New Steps To Wearable Tech Through Inkjet Printing

While 3D printing electronics is still a pipe-dream, you can be sure that researchers and engineers are going to push, stretch and hack current 3D printing technology step-by-step until the light at the end of the tunnel is at least detectable. 

This artistic rendering depicts electronic devices created using a new inkjet-printing technology to produce circuits made of liquid-metal alloys for "soft robots" and flexible electronics. Elastic technologies could make possible a new class of pliable robots and stretchable garments that people might wear to interact with computers or for therapeutic purposes. (Alex Bottiglio/Purdue University

There is some new research from Purdue University that shows how liquid metal alloys and inkjet-printing technology can be used to mass-produce electronic circuits  for"soft robots" and flexible electronics.  

Elastic technologies offer a lot of possibilities for creating whole new classes of bendable robots and flexible "smart fabrics" that people could wear for a wide variety of reasons, including interfacing and interacting with computers, or wearing as a patient-specific therapeutic device.  Of course before soft machines become commercially viable or feasible, a lot of sustained effort must come to pass.  

Rebecca Kramer, an assistant professor of mechanical engineering at Purdue University said that the first step is to develop new manufacturing techniques.

In her words, "We want to create stretchable electronics that might be compatible with soft machines, such as robots that need to squeeze through small spaces, or wearable technologies that aren't restrictive of motion. Conductors made from liquid metal can stretch and deform without breaking."

One potential manufacturing approach being considered at Purdue focuses on harnessing inkjet printing to create devices made of liquid alloys.

"This process now allows us to print flexible and stretchable conductors onto anything, including elastic materials and fabrics," Kramer said.

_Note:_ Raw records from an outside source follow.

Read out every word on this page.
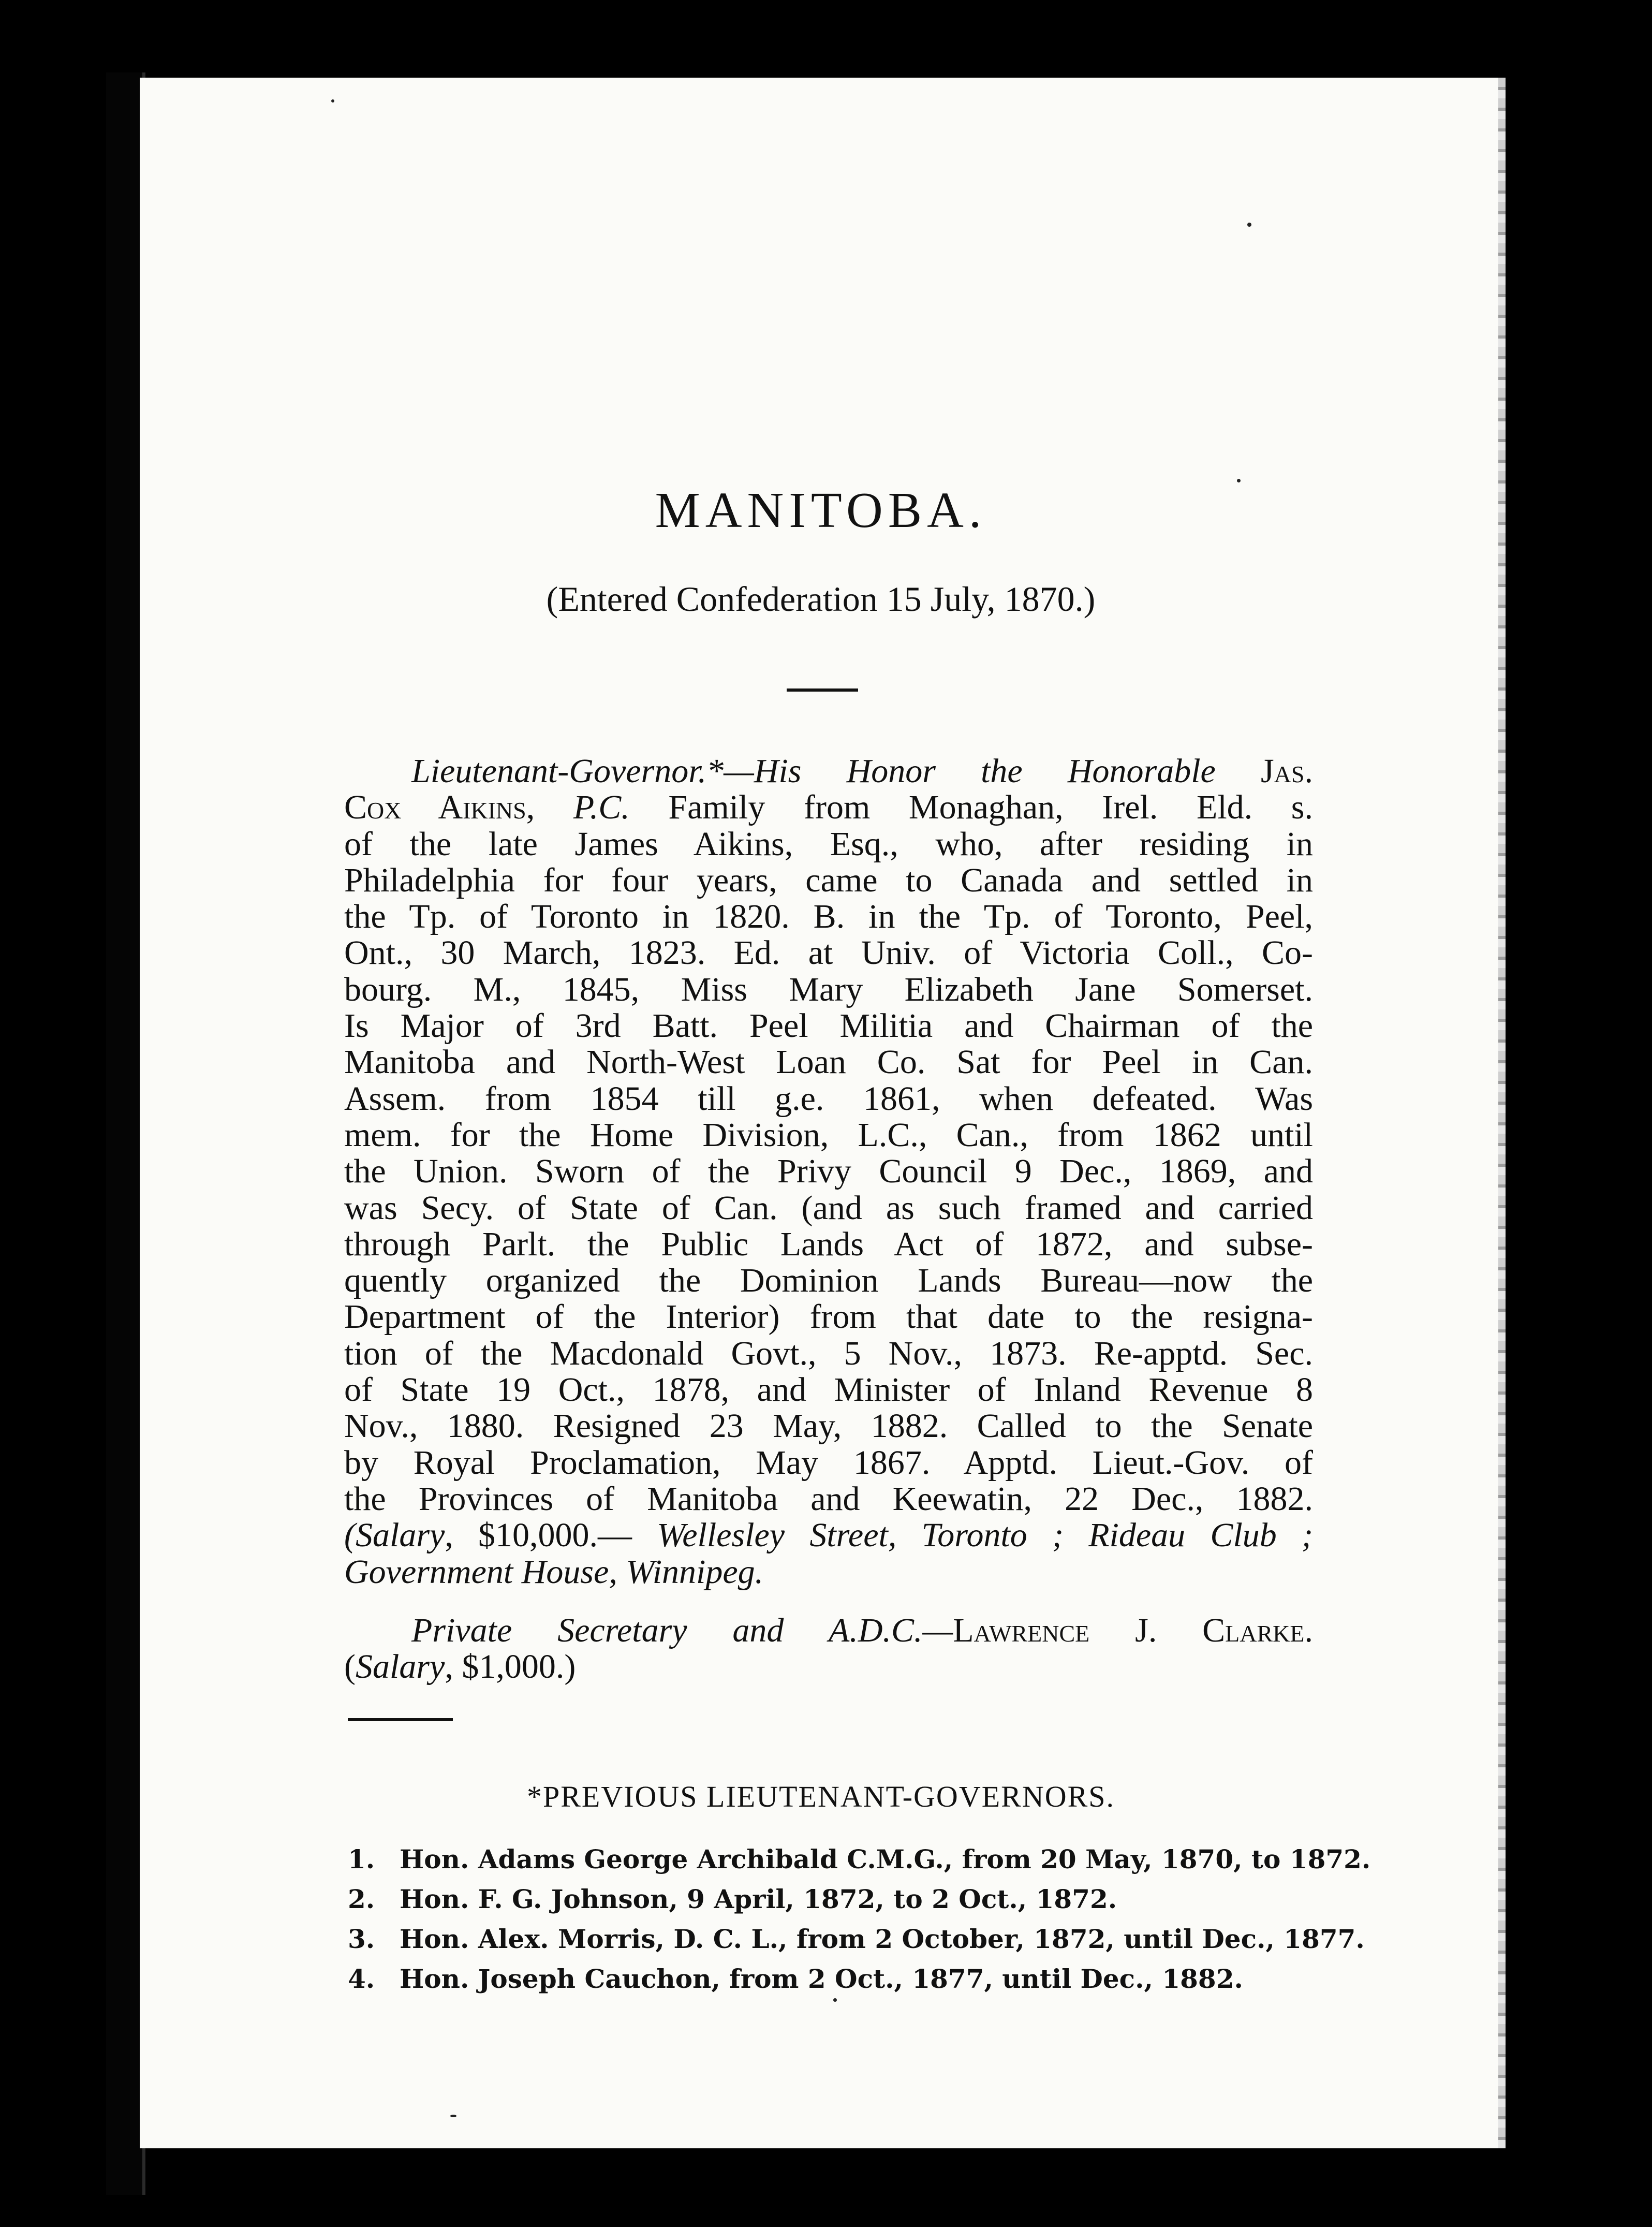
MANITOBA.
(Entered Confederation 15 July, 1870.)
Lieutenant-Governor.*—His Honor the Honorable Jas.
Cox Aikins, P.C. Family from Monaghan, Irel. Eld. s.
of the late James Aikins, Esq., who, after residing in
Philadelphia for four years, came to Canada and settled in
the Tp. of Toronto in 1820. B. in the Tp. of Toronto, Peel,
Ont., 30 March, 1823. Ed. at Univ. of Victoria Coll., Co-
bourg. M., 1845, Miss Mary Elizabeth Jane Somerset.
Is Major of 3rd Batt. Peel Militia and Chairman of the
Manitoba and North-West Loan Co. Sat for Peel in Can.
Assem. from 1854 till g.e. 1861, when defeated. Was
mem. for the Home Division, L.C., Can., from 1862 until
the Union. Sworn of the Privy Council 9 Dec., 1869, and
was Secy. of State of Can. (and as such framed and carried
through Parlt. the Public Lands Act of 1872, and subse-
quently organized the Dominion Lands Bureau—now the
Department of the Interior) from that date to the resigna-
tion of the Macdonald Govt., 5 Nov., 1873. Re-apptd. Sec.
of State 19 Oct., 1878, and Minister of Inland Revenue 8
Nov., 1880. Resigned 23 May, 1882. Called to the Senate
by Royal Proclamation, May 1867. Apptd. Lieut.-Gov. of
the Provinces of Manitoba and Keewatin, 22 Dec., 1882.
(Salary, $10,000.— Wellesley Street, Toronto ; Rideau Club ;
Government House, Winnipeg.
Private Secretary and A.D.C.—Lawrence J. Clarke.
(Salary, $1,000.)
*PREVIOUS LIEUTENANT-GOVERNORS.
1. Hon. Adams George Archibald C.M.G., from 20 May, 1870, to 1872.
2. Hon. F. G. Johnson, 9 April, 1872, to 2 Oct., 1872.
3. Hon. Alex. Morris, D. C. L., from 2 October, 1872, until Dec., 1877.
4. Hon. Joseph Cauchon, from 2 Oct., 1877, until Dec., 1882.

The method will be fully described in an upcoming research paper due out on April 18th in the journal Advanced Materials.  Currently, we know that the method introduced in the paper is called "mechanically sintered gallium-indium nanoparticles", and describes research and the project itself.  The authors are postdoctoral researcher John William Boley and graduate students Edward L. White and Kramer.

The paper describes the paper in the following way: "A printable ink is made by dispersing the liquid metal in a non-metallic solvent using ultrasound, which breaks up the bulk liquid metal into nanoparticles. This nanoparticle-filled ink is compatible with inkjet printing."

"Liquid metal in its native form is not inkjet-able," according to Kramer. "So what we do is create liquid metal nanoparticles that are small enough to pass through an inkjet nozzle. Sonicating liquid metal in a carrier solvent, such as ethanol, both creates the nanoparticles and disperses them in the solvent. Then we can print the ink onto any substrate. The ethanol evaporates away so we are just left with liquid metal nanoparticles on a surface."

After they are created and dispersed in the solvent, the nanoparticles have to be rejoined by applying light pressure.  This also makes the material conductive. This step is crucial because the liquid-metal nanoparticles are initially coated with oxidized gallium, which acts as a conductivity blocking skin.

"But it's a fragile skin, so when you apply pressure it breaks the skin and everything coalesces into one uniform film," said Kramer. "We can do this either by stamping or by dragging something across the surface, such as the sharp edge of a silicon tip."

An interesting characteristic which this approach presents is the possibility for researchers to select which portions to activate depending on particular designs, suggesting that a blank film might be eventually be manufactured for a multitude of potential applications.

"We selectively activate what electronics we want to turn on by applying pressure to just those areas," according to Kramer, who was awarded an Early Career Development award in support of researching the development of inkjet printing metal alloys from the National Science Foundation this year. 

The process described in the upcoming paper could make it possible to eventually mass-produce large quantities of the film quickly and efficiently.

On the horizon for the researchers is an explorative study of how the ink and the surface it's being printed on might be conducive to the producing specific types of devices.

"For example, how do the nanoparticles orient themselves on hydrophobic versus hydrophilic surfaces? How can we formulate the ink and exploit its interaction with a surface to enable self-assembly of the particles?” Kramer asked.

It will be interesting to see how researchers will study and model how individual particles break apart when pressure is applied, which could provide the right information to liberate the possibility of manufacturing ultrathin traces and new kinds of sensors.